En raison de cette décision, nous nous attendons, en 2020 et à l’avenir, à ce que les réclamations des acheteurs sous parapluie fassent à l’avenir partie de la plupart des recours collectifs en matière de concurrence. Il en résultera probablement un accroissement de la taille et de la complexité des groupes visés par les recours collectifs, des défis considérables et complexes pour les demandeurs devant prouver le préjudice subi par les acheteurs sous parapluie et des coûts accrus pour les défendeurs tant au stade de l’autorisation qu’à celui de l’examen au fond. De plus, la décision pourrait avoir une incidence importante sur le montant éventuel des dommages-intérêts que devront verser les participants du marché au Canada.

Point de mire sur le secteur des télécoms

Le secteur canadien des télécommunications fait partie des secteurs dans lesquels le commissaire a annoncé avoir l’intention de « promouvoir et […] stimuler vigoureusement la concurrence »; nous nous attendons donc à ce que le Bureau continue d’être présent dans ce secteur.

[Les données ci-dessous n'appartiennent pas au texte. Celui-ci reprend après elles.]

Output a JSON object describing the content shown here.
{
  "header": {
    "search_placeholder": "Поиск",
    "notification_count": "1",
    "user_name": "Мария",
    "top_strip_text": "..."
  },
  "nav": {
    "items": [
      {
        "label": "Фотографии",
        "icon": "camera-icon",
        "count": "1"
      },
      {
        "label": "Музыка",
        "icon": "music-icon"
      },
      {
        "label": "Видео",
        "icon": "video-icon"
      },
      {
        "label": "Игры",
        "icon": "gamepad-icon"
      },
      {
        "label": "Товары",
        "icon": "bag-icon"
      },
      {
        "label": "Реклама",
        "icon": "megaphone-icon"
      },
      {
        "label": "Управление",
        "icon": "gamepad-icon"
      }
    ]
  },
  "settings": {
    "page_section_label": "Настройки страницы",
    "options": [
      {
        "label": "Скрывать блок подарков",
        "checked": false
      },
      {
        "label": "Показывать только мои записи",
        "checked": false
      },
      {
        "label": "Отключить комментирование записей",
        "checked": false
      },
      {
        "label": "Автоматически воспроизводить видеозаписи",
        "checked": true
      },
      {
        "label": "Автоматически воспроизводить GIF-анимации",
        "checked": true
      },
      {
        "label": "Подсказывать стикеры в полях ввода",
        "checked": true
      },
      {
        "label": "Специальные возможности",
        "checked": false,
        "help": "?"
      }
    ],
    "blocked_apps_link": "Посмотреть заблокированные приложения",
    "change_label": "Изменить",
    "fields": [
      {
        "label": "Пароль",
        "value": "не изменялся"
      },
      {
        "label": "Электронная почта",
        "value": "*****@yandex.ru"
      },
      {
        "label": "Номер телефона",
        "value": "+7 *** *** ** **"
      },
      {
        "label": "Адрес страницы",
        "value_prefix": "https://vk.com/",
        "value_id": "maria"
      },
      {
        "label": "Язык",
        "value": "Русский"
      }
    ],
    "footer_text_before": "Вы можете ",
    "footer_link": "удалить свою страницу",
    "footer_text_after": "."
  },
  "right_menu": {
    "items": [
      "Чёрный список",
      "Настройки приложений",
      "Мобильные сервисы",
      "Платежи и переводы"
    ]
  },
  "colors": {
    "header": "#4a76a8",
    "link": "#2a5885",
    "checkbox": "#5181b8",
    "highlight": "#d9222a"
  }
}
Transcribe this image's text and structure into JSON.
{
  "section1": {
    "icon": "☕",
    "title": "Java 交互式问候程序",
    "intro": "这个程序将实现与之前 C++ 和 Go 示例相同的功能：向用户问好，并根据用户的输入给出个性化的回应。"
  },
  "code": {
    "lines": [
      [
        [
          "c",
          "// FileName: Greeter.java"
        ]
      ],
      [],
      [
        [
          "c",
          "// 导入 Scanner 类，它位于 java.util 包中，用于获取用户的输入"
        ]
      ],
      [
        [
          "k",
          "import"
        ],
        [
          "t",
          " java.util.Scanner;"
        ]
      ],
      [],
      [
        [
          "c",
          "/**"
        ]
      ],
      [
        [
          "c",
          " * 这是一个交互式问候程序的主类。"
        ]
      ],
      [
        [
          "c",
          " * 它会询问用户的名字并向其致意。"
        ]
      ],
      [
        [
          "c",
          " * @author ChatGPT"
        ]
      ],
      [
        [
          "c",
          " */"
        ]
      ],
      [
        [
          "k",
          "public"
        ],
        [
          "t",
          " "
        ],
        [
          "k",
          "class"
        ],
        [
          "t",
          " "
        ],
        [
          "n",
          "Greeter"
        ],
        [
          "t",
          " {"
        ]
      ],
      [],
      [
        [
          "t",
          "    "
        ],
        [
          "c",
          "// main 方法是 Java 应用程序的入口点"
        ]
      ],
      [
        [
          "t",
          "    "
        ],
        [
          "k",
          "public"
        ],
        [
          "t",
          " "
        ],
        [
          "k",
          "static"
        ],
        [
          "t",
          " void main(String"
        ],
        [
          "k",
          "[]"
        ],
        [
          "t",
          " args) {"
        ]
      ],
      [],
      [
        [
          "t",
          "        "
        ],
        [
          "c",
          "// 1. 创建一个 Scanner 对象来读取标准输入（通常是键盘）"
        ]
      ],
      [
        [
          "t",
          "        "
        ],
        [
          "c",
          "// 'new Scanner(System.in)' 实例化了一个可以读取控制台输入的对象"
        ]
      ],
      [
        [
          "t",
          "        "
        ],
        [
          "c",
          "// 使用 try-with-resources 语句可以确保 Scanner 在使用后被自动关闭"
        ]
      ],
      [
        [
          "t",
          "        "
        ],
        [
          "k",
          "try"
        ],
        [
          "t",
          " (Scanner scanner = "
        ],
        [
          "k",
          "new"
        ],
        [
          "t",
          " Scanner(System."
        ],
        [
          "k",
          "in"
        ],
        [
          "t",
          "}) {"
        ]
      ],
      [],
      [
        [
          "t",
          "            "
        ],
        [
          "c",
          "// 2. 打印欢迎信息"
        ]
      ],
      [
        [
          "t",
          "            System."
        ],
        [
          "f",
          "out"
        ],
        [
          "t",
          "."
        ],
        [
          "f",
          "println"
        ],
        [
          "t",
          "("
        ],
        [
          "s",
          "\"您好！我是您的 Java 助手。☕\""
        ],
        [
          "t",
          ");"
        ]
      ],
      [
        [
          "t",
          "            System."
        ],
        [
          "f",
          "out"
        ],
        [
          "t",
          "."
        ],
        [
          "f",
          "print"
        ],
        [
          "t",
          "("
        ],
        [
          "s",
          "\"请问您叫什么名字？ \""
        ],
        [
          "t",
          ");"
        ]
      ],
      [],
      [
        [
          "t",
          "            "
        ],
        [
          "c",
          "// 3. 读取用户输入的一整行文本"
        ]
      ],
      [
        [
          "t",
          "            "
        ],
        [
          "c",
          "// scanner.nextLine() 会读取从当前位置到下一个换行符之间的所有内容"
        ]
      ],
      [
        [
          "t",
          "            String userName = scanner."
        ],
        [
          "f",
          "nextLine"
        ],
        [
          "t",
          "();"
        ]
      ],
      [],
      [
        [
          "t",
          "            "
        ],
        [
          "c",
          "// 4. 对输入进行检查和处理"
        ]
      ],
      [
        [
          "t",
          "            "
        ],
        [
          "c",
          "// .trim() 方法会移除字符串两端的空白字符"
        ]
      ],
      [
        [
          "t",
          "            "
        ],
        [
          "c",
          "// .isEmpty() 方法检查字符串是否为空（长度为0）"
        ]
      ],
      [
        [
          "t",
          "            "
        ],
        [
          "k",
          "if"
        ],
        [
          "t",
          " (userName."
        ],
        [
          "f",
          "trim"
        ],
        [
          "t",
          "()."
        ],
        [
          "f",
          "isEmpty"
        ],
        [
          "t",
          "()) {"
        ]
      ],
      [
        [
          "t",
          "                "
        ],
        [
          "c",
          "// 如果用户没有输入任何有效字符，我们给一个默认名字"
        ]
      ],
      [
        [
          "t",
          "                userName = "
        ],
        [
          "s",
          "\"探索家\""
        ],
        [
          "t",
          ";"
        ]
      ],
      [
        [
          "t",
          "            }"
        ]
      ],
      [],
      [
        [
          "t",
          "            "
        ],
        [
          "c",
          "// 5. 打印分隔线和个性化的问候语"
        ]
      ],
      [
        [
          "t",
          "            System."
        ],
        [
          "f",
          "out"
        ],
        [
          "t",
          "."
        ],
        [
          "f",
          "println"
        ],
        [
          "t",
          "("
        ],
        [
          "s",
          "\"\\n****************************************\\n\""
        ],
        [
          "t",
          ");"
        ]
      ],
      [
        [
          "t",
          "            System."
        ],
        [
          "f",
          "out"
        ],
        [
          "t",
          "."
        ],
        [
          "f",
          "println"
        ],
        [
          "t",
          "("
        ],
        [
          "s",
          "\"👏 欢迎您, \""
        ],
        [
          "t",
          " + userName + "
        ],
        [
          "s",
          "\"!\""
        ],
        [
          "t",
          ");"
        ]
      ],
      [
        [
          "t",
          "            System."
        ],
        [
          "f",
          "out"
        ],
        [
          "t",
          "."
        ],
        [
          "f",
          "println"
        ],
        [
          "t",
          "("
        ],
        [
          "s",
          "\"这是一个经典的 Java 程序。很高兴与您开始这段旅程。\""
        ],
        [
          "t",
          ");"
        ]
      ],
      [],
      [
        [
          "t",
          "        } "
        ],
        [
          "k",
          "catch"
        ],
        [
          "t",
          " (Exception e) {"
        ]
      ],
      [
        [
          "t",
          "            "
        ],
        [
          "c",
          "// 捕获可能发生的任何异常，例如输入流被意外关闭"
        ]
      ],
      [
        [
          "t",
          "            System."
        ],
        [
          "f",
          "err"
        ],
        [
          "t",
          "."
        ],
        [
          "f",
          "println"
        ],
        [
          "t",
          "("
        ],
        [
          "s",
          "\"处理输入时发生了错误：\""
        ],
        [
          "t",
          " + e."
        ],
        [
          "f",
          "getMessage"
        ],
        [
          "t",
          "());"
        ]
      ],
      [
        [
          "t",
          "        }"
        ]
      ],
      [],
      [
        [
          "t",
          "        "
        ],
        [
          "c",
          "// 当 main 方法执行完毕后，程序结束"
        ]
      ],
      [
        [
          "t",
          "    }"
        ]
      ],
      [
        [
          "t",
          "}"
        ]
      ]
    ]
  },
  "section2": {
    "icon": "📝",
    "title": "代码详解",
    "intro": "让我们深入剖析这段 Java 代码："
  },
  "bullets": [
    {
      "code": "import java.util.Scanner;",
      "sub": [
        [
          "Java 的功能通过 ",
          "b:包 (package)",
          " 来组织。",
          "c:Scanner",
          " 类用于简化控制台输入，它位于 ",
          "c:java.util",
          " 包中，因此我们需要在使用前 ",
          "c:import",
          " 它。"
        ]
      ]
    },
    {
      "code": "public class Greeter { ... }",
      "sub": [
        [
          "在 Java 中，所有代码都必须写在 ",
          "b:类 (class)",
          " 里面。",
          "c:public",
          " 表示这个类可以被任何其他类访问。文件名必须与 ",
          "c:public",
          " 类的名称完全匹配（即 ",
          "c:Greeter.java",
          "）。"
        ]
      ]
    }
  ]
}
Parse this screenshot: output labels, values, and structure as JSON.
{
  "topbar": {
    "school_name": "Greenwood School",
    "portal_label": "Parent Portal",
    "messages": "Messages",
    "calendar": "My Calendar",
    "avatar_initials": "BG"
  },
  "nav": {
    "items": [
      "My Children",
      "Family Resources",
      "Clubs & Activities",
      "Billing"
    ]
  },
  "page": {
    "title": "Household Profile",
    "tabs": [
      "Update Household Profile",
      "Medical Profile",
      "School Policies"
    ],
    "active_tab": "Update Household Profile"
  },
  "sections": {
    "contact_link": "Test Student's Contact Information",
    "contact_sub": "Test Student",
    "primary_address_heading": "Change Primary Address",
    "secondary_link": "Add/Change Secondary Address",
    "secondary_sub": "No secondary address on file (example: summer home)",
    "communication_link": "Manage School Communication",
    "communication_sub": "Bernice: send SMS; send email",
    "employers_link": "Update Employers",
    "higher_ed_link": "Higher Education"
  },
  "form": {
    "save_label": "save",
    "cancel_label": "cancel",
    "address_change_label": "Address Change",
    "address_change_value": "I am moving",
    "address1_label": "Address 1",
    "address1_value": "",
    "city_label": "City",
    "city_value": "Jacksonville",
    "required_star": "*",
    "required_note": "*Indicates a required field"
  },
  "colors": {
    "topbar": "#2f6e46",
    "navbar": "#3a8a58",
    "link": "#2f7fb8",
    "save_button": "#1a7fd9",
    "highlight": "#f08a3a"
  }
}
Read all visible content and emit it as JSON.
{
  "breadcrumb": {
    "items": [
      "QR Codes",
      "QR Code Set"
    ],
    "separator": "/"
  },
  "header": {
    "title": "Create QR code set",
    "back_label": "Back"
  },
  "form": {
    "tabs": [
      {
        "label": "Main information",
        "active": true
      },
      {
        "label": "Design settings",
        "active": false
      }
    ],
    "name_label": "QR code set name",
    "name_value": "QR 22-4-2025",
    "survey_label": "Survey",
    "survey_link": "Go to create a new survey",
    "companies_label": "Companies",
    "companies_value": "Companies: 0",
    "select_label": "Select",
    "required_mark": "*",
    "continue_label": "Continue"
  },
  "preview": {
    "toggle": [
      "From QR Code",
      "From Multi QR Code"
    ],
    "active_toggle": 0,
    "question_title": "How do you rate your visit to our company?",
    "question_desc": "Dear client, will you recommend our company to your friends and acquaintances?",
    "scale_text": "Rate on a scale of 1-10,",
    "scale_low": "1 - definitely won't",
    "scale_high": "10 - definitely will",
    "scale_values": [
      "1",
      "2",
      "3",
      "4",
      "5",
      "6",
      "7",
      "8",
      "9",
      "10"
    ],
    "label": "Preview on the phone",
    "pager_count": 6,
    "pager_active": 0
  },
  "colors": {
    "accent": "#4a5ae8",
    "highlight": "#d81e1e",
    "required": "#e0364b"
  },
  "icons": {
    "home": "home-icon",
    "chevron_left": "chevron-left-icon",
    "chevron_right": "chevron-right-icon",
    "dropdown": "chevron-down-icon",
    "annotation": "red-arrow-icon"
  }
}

Par exemple, en avril 2019, le Bureau a annoncé qu'il avait obtenu une ordonnance du tribunal pour poursuivre son enquête sur les déclarations potentiellement fausses et trompeuses de Bell Canada dans la promotion de ses services résidentiels.

En outre, plus tard dans l'année, le Bureau a annoncé sa recommandation que l’organisme de réglementation des télécommunications du Canada, le CRTC, adopte une politique sur les exploitants de réseau mobile virtuel (les « ERMV ») qui obligerait les principales entreprises de télécommunications (Bell, Rogers et Telus) à vendre un accès temporaire à leurs réseaux sans fil à de plus petites entreprises, dans le but d'inciter celles-ci à élargir leurs propres réseaux et à faire concurrence aux entreprises titulaires. Le Bureau a constaté que dans les régions où il existe des perturbateurs de services sans fil, les prix peuvent être de 35 à 40 % inférieurs, différence qui ne peut s'expliquer par d'autres variables comme la densité de population ou la qualité du réseau.

Compte tenu de l'examen en cours des services sans fil mobiles du CRTC, le secteur des télécommunications restera probablement au centre des préoccupations du point de vue de la concurrence. En outre, étant donné que la question du prix du service téléphonique mobile était un élément clé de la dernière plateforme électorale du parti libéral fédéral et qu'elle fera sans doute partie du programme législatif du gouvernement libéral pour l'économie numérique, il sera intéressant de voir dans quelle mesure le travail du Bureau de la concurrence s'alignera sur les changements législatifs potentiels.